Memoria y creación colectiva: no hay política, que se diga verdadera, que pueda sobrevivir sin ellas. El Consejo de Jóvenes de Cherán da una lección de ello. En colaboración con los pequeñitos del vecindario de la Cancha y los artistas de Cherán, el Consejo de Jóvenes vuelve a crear, de dónde sólo había abandono y descuido, una pradera hecha de juego, una memoria plagada de color. En honor a Eugenio Sánchez Tehandón, insigne participante del movimiento del 15 de abril del 2011, la Cancha “Genio” surge de este grupo de jóvenes y niños: de sus manos, sus bromas, sus dudas, sus  juegos, sus desacuerdos. 

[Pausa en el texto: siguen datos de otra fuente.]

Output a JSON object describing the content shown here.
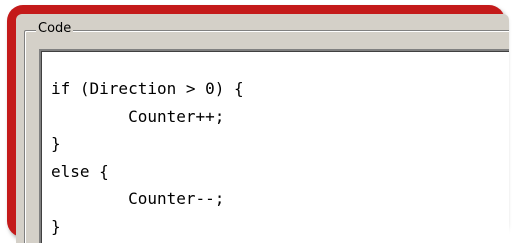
{
  "group": {
    "title": "Code"
  },
  "code": {
    "lines": [
      "if (Direction > 0) {",
      "        Counter++;",
      "}",
      "else {",
      "        Counter--;",
      "}"
    ]
  },
  "colors": {
    "frame": "#c41a1a",
    "panel": "#d4d0c8",
    "editor_background": "#ffffff"
  }
}
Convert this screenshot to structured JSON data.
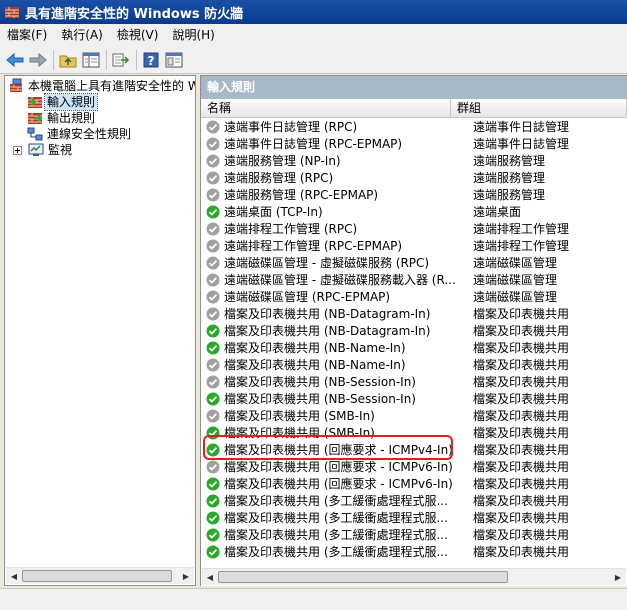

Agradezco el honor de formar parte de este proyecto. Mi texto “El sueño de Genio” se puede leer a la entrada de este espacio.



El sueño de Genio

No hay bala que pueda destrozar tus sueños;
tampoco los de tu pueblo.

Eugenio Sánchez Tehandon, conocido como “Genio” en el Barrio Tercero, salió temprano el 15 de abril del 2011 a ordeñar sus vacas. En el Calvario, la gente se reunía para hacerle frente a los talamontes. Llenos de generosidad, Genio y su padre regalan pan y leche entre la muchedumbre. Genio no duda en unirse a los que enfrentan, con palos y piedras, a criminales armados hasta los dientes: defiende a su familia, a su vida, a su comunidad. Uno de los proyectiles entra por el ojo derecho de Genio: anida como un grito de muerte dentro de su cráneo. Con su pueblo, con su familia, Genio lucha y sobrevive. Hoy Genio camina en su casa, come con su esposa, juega con su nieto, pasea con sus cuatro hijos. Su sonrisa despliega un sueño de justicia, esperanza y libertad: un sueño llamado Cherán.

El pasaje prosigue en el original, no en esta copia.